— Может, спросим у сенаторов? — отозвался Антоний. Он держался очень спокойно. Хмыкнув, он повернулся к Клеопатре. — Возможно, нам следует просто отвезти их в Александрию и показать им их новый дом?

— Я бы не советовал, император, — сказал Канидий. — Это чересчур.

— А что в этом деле не чересчур? Мой противник стремится взять меня за горло и пускает в ход все крайности, в то время как мои сторонники и советники уговаривают меня действовать благоразумно. Что же в этом мудрого?

— Октавиан использует такой шаг как очередное свидетельство того, что ты отрекся от Рима и действуешь на благо царицы.

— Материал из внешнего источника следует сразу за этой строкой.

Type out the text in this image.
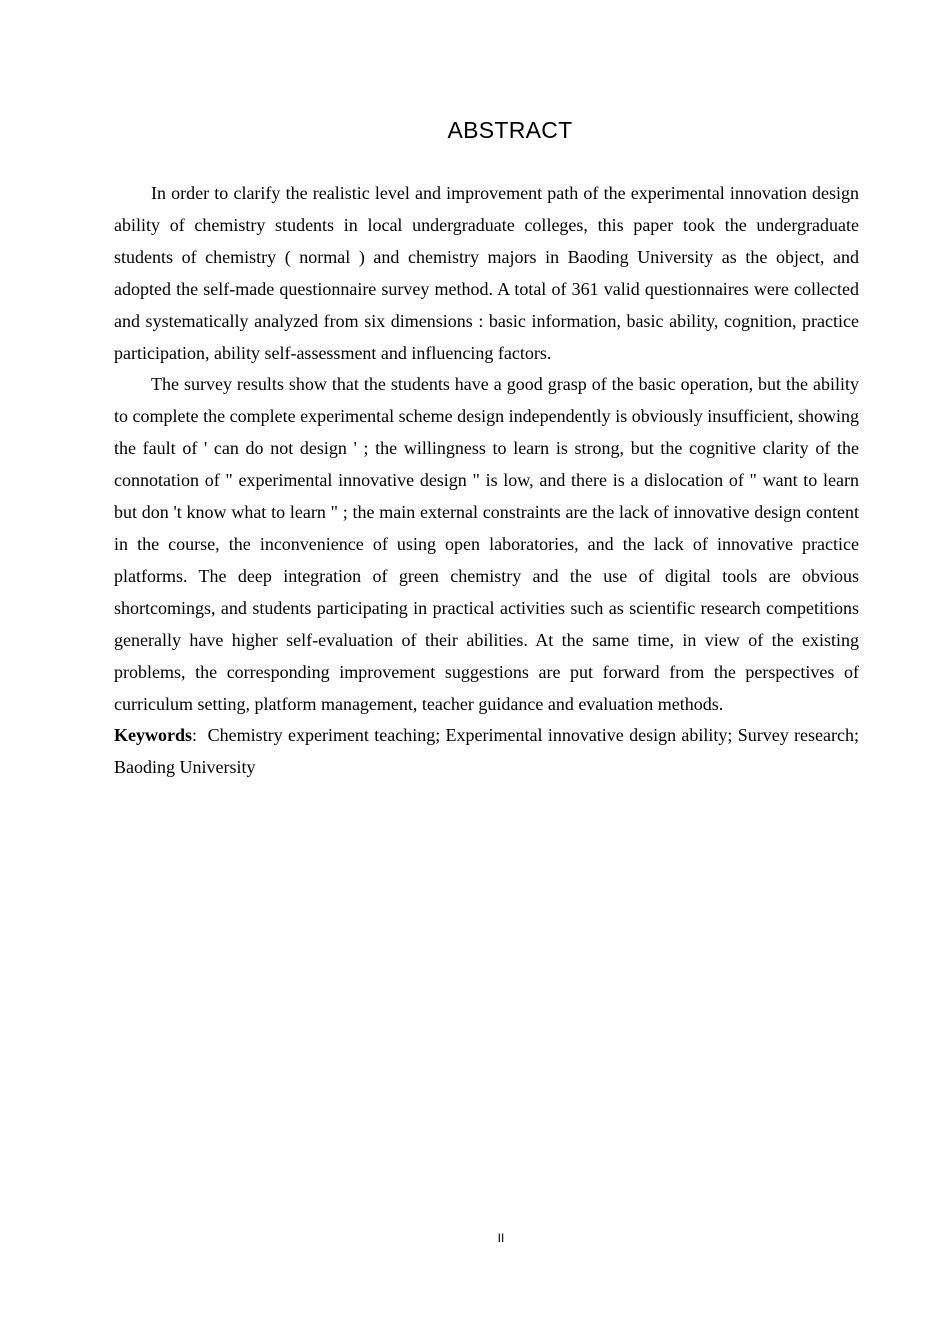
ABSTRACT

In order to clarify the realistic level and improvement path of the experimental innovation design ability of chemistry students in local undergraduate colleges, this paper took the undergraduate students of chemistry ( normal ) and chemistry majors in Baoding University as the object, and adopted the self-made questionnaire survey method. A total of 361 valid questionnaires were collected and systematically analyzed from six dimensions : basic information, basic ability, cognition, practice participation, ability self-assessment and influencing factors.

The survey results show that the students have a good grasp of the basic operation, but the ability to complete the complete experimental scheme design independently is obviously insufficient, showing the fault of ' can do not design ' ; the willingness to learn is strong, but the cognitive clarity of the connotation of " experimental innovative design " is low, and there is a dislocation of " want to learn but don 't know what to learn " ; the main external constraints are the lack of innovative design content in the course, the inconvenience of using open laboratories, and the lack of innovative practice platforms. The deep integration of green chemistry and the use of digital tools are obvious shortcomings, and students participating in practical activities such as scientific research competitions generally have higher self-evaluation of their abilities. At the same time, in view of the existing problems, the corresponding improvement suggestions are put forward from the perspectives of curriculum setting, platform management, teacher guidance and evaluation methods.

Keywords: Chemistry experiment teaching; Experimental innovative design ability; Survey research; Baoding University

II
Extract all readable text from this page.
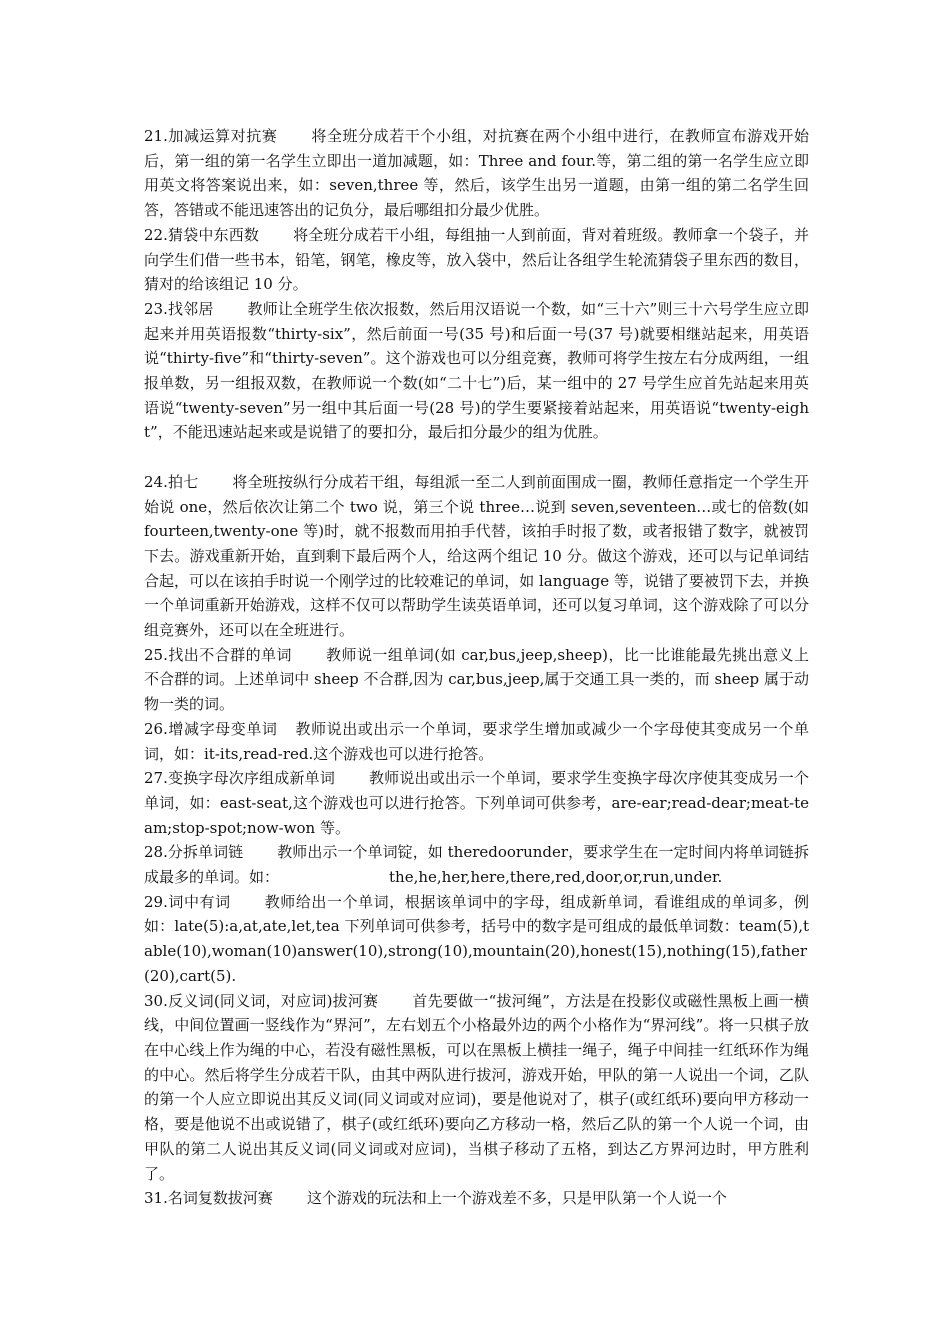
21.加减运算对抗赛 将全班分成若干个小组，对抗赛在两个小组中进行，在教师宣布游戏开始后，第一组的第一名学生立即出一道加减题，如：Three and four.等，第二组的第一名学生应立即用英文将答案说出来，如：seven,three 等，然后，该学生出另一道题，由第一组的第二名学生回答，答错或不能迅速答出的记负分，最后哪组扣分最少优胜。

22.猜袋中东西数 将全班分成若干小组，每组抽一人到前面，背对着班级。教师拿一个袋子，并向学生们借一些书本，铅笔，钢笔，橡皮等，放入袋中，然后让各组学生轮流猜袋子里东西的数目，猜对的给该组记 10 分。

23.找邻居 教师让全班学生依次报数，然后用汉语说一个数，如“三十六”则三十六号学生应立即起来并用英语报数“thirty-six”，然后前面一号(35 号)和后面一号(37 号)就要相继站起来，用英语说“thirty-five”和“thirty-seven”。这个游戏也可以分组竞赛，教师可将学生按左右分成两组，一组报单数，另一组报双数，在教师说一个数(如“二十七”)后，某一组中的 27 号学生应首先站起来用英语说“twenty-seven”另一组中其后面一号(28 号)的学生要紧接着站起来，用英语说“twenty-eight”，不能迅速站起来或是说错了的要扣分，最后扣分最少的组为优胜。

24.拍七 将全班按纵行分成若干组，每组派一至二人到前面围成一圈，教师任意指定一个学生开始说 one，然后依次让第二个 two 说，第三个说 three…说到 seven,seventeen…或七的倍数(如 fourteen,twenty-one 等)时，就不报数而用拍手代替，该拍手时报了数，或者报错了数字，就被罚下去。游戏重新开始，直到剩下最后两个人，给这两个组记 10 分。做这个游戏，还可以与记单词结合起，可以在该拍手时说一个刚学过的比较难记的单词，如 language 等，说错了要被罚下去，并换一个单词重新开始游戏，这样不仅可以帮助学生读英语单词，还可以复习单词，这个游戏除了可以分组竞赛外，还可以在全班进行。

25.找出不合群的单词 教师说一组单词(如 car,bus,jeep,sheep)，比一比谁能最先挑出意义上不合群的词。上述单词中 sheep 不合群,因为 car,bus,jeep,属于交通工具一类的，而 sheep 属于动物一类的词。

26.增减字母变单词 教师说出或出示一个单词，要求学生增加或减少一个字母使其变成另一个单词，如：it-its,read-red.这个游戏也可以进行抢答。

27.变换字母次序组成新单词 教师说出或出示一个单词，要求学生变换字母次序使其变成另一个单词，如：east-seat,这个游戏也可以进行抢答。下列单词可供参考，are-ear;read-dear;meat-team;stop-spot;now-won 等。

28.分拆单词链 教师出示一个单词锭，如 theredoorunder，要求学生在一定时间内将单词链拆成最多的单词。如：	the,he,her,here,there,red,door,or,run,under.

29.词中有词 教师给出一个单词，根据该单词中的字母，组成新单词，看谁组成的单词多，例如：late(5):a,at,ate,let,tea 下列单词可供参考，括号中的数字是可组成的最低单词数：team(5),table(10),woman(10)answer(10),strong(10),mountain(20),honest(15),nothing(15),father(20),cart(5).

30.反义词(同义词，对应词)拔河赛 首先要做一“拔河绳”，方法是在投影仪或磁性黑板上画一横线，中间位置画一竖线作为“界河”，左右划五个小格最外边的两个小格作为“界河线”。将一只棋子放在中心线上作为绳的中心，若没有磁性黑板，可以在黑板上横挂一绳子，绳子中间挂一红纸环作为绳的中心。然后将学生分成若干队，由其中两队进行拔河，游戏开始，甲队的第一人说出一个词，乙队的第一个人应立即说出其反义词(同义词或对应词)，要是他说对了，棋子(或红纸环)要向甲方移动一格，要是他说不出或说错了，棋子(或红纸环)要向乙方移动一格，然后乙队的第一个人说一个词，由甲队的第二人说出其反义词(同义词或对应词)，当棋子移动了五格，到达乙方界河边时，甲方胜利了。

31.名词复数拔河赛 这个游戏的玩法和上一个游戏差不多，只是甲队第一个人说一个
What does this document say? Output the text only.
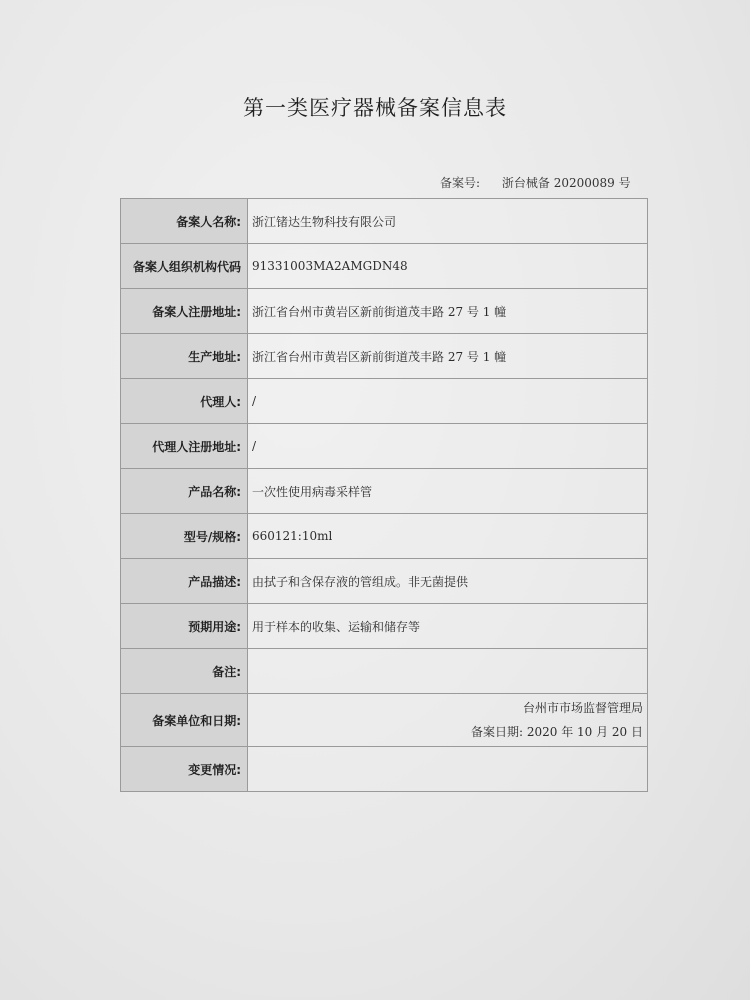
第一类医疗器械备案信息表
备案号: 浙台械备 20200089 号
备案人名称:	浙江锗达生物科技有限公司
备案人组织机构代码	91331003MA2AMGDN48
备案人注册地址:	浙江省台州市黄岩区新前街道茂丰路 27 号 1 幢
生产地址:	浙江省台州市黄岩区新前街道茂丰路 27 号 1 幢
代理人:	/
代理人注册地址:	/
产品名称:	一次性使用病毒采样管
型号/规格:	660121:10ml
产品描述:	由拭子和含保存液的管组成。非无菌提供
预期用途:	用于样本的收集、运输和储存等
备注:	
备案单位和日期:	台州市市场监督管理局
备案日期: 2020 年 10 月 20 日

变更情况:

У тебя все еще слишком много сторонников в Риме, чтобы предпринимать столь радикальные меры, — резко произнес Агенобарб.

Клеопатра никогда еще не слыхала, чтобы кто-то разговаривал с Антонием столь категоричным тоном. Она решила воздержаться от участия в этом споре. Агенобарбу она не доверяла. А кроме того, была уверена, что все, что она скажет, тут же истолкуют и тайно передадут Октавиану.

— Понятно. Значит, я приму более консервативные меры. Все цари и принцы восточных территорий принесут мне клятву верности наподобие той, какую Октавиан потребовал с жителей Италии. Я же торжественно пообещаю им и моим сторонникам в Риме, что уничтожу Октавиана в войне и не пойду с ним ни на какой компромисс. А затем, через шесть месяцев после окончания войны, я перед Сенатом и народом Рима сложу с себя полномочия триумвира.


Все советники Антония одобрили эти меры. Кто-то ограничился приветственными возгласами, кто-то поклонился Антонию, кто-то дружески обнял его, и они дружно покинули зал заседаний, чтобы заняться претворением этого плана в жизнь. С Антонием остались лишь Клеопатра и Канидий.

— Император, ты дал неисполнимое обещание! — воскликнула Клеопатра. — Кто будет править восточной империей, если ты откажешься от власти? Сенат? Ты представляешь, какой хаос начнется?

— Да, понимаю. И этого, конечно же, никогда не произойдет, — отозвался Антоний. — Но Октавиан посулил восстановить обычаи республики — все до последнего. И что мне, спрашивается, остается? Ты не забыла, что произошло с Цезарем? Он расширил границы государства. Никто из римлян и мечтать о подобном не смел! А затем Цезарь был убит — за то, что исполнил их самые честолюбивые замыслы. Даже Цезарь не сумел примирить всепоглощающую алчность Рима с его стремлением выглядеть в чужих и собственных глазах народом простых крестьян, любящих свою землю и склонных к суровому образу жизни!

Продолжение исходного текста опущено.